D'où vient le terme ?
Guerre du Biafra, fin des années 60 (au nigéria). Crise humanitaire majeure, famine (création de MSF à cette occasion d'ailleurs). Les médias et l'opinion internationale se sentent concernés mais pas les chefs d'Etat. Les ONG disent alors que dans ces circonstances exceptionnelles, on peut s'asseoir sur la souveraineté des Etats.
79 : création de l'expression "droit d'ingérence" par JF Revel. D'autres attribuent la patrenité à Mario Bettatti (juriste). Kouchner a pas mal théorisé là dessus aussi. Elle sous entend quand meme un mandat international (ONU). On parle aussi de "devoir d'ingérence" dans certains cas (si l'ONU demande à un etat d'intervenir, il en a ce devoir).
On met souvent le mot "humanitaire" derrière, c'est plus joli.
Des exemples.
Le kurdistan irakien (91) est le premier exemple d'intervention s'appuyant sur ce concept : l'occident entre en irak proteger les kurdes persécutés.

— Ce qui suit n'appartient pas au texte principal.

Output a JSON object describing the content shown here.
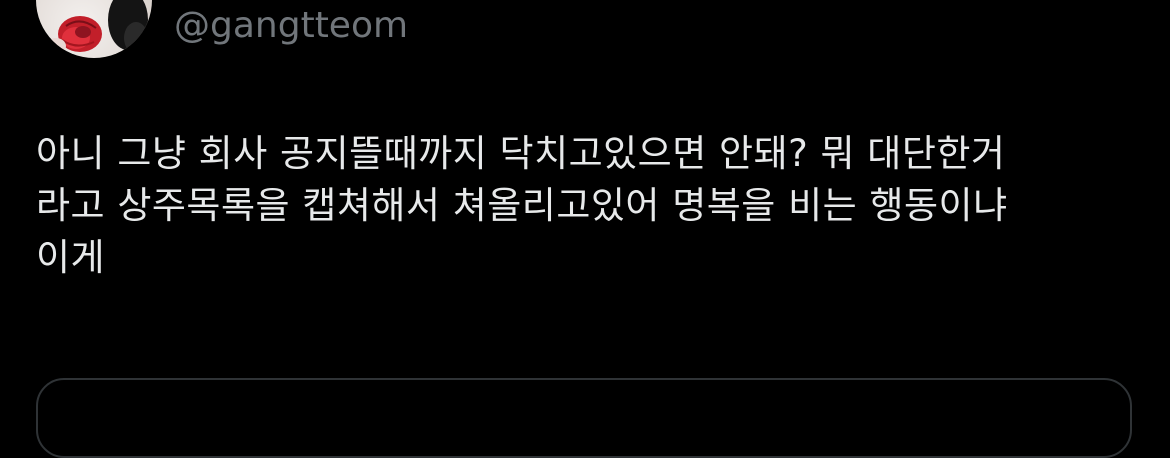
{
  "tweet": {
    "handle": "@gangtteom",
    "text_lines": [
      "아니 그냥 회사 공지뜰때까지 닥치고있으면 안돼? 뭐 대단한거",
      "라고 상주목록을 캡쳐해서 쳐올리고있어 명복을 비는 행동이냐",
      "이게"
    ]
  },
  "colors": {
    "background": "#000000",
    "text": "#e7e9ea",
    "secondary_text": "#71767b",
    "card_border": "#2f3336"
  },
  "icons": {
    "avatar": "profile-photo-red-rose"
  }
}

On parle ensuite du kosovo, du rwanda, de la somalie (restore hope en 92), bosnie, liberia, sierra leone, albanie.
Par contre, c'est marrant mais on a pas encore vu les etasuniens entrer en tchetchenie protéger les populations des russes.
Les limites du droit
L'ONU aime pas bcp ce concept, qui entre parfois en contradiction avec ses principes (maintien de la paix). D'autant que la charte de l'ONU prévoit déjà des chapitres allant dans ce sens (VI et VII).
surtout, ca va pas bien avec le sacrosaint principe de souveraineté, qui fonde le droit international. Il faut aussi que tout le monde accepte ce droit.
Et n'oublions pas le côté ethique : le droit d'ingérence est il plus urgent dans les riches plaines pétrolifère d'Irak qu'en Angola ? et quid de la Palestine?
Par conséquent, le G77 (les pays les plus pauvres) a condamné en 90 ce "prétendu droit d'intervention humanitaire ". Il faut dire qu'ils s'étaient bien battus sur le principe de non-intervention.
Il y a aussi son côté médiatique qui peut lui etre reproché, souvent invoqué dans le feu des sentiments.